Farmer Focus: Crusade continues to grow wheat at £100/t

To be quite frank I am not sure why I bother.

You spend all year paying the utmost attention to the crops, a slurp of zinc on the wheat, a slug (excuse the pun) of molybdenum on the oilseed rape and this effort is then ruined by the lack of rain during the growing season. Only it isn’t.

The yields have far surpassed my expectations, but the smug feeling I was exuding was soon erased by having to sell two loads of barley for £91/t to make room for the forth coming bean harvest.

See also: Read more from our arable Farmer Focus writers

My crusade to produce wheat consistently at less than £100/t continues, and we got mighty close this year, but to budget on these yields as an average going forwards would be naive.

There will be more costs to be cut and the higher yields won’t be chased regardless; and anyway I have a face more suited to radio than the Guinness Book of Records.

The only flaw I can think of in my personality, ignoring for a moment what others perceive to be failings, is that I lack patience.

“I murdered the first of the spring barley cutting just 10 days after desiccation, which has resulted in an uneven spread of semi-chopped straw” 
Will Howe

There is only one timescale to work to and that is yesterday and for what possible reason do I need to explain things twice?

I always ask for an hour’s notice from anyone visiting the farm; simply because I am busy.

So to be phoned up by a grain sampler/lorry driver saying they are sat in the yard rattles my cage, again I fail to see the complexity in my instructions.

Unfortunately, it appears that a direct driller needs patience in spades to complement the beard and open-toe sandals.

I murdered the first of the spring barley cutting just 10 days after desiccation, which has resulted in an uneven spread of semi-chopped straw.
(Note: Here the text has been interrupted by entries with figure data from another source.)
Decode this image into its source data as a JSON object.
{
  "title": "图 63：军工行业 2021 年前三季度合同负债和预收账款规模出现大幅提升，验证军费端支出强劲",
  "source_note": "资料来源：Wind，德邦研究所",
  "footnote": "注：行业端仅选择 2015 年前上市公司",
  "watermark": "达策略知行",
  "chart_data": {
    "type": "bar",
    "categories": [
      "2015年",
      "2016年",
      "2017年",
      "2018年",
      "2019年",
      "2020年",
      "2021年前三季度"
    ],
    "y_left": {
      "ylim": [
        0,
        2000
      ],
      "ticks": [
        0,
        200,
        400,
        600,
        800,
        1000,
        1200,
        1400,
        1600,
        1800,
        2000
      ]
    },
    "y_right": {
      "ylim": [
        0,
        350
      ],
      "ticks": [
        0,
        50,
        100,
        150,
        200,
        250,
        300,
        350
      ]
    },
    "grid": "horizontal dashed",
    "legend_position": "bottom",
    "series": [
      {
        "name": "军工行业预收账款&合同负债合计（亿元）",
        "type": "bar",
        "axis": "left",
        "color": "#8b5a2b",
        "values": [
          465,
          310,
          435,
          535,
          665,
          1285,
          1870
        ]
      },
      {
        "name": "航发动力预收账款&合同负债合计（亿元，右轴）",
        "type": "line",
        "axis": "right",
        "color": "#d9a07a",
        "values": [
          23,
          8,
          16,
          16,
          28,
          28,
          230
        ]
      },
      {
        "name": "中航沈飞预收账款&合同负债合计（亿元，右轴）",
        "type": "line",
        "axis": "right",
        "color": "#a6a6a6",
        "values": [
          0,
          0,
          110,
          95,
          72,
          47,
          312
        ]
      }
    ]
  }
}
This straw will need a blazing hot day to spread, so that rules out the foreseeable future.

With the barley I only committed mild GBH. Cutting it at 14 days after desiccation the crop has spread and chopped far better and, therefore, allowed an immediate establishment of cover crops.

This winter’s staff training might be more angled at personal development than more practical skills.


Will Howe farms 384ha of medium to heavy land at Ewerby Thorpe Farm, near Sleaford, Lincolnshire, growing wheat, oilseed rape and winter beans.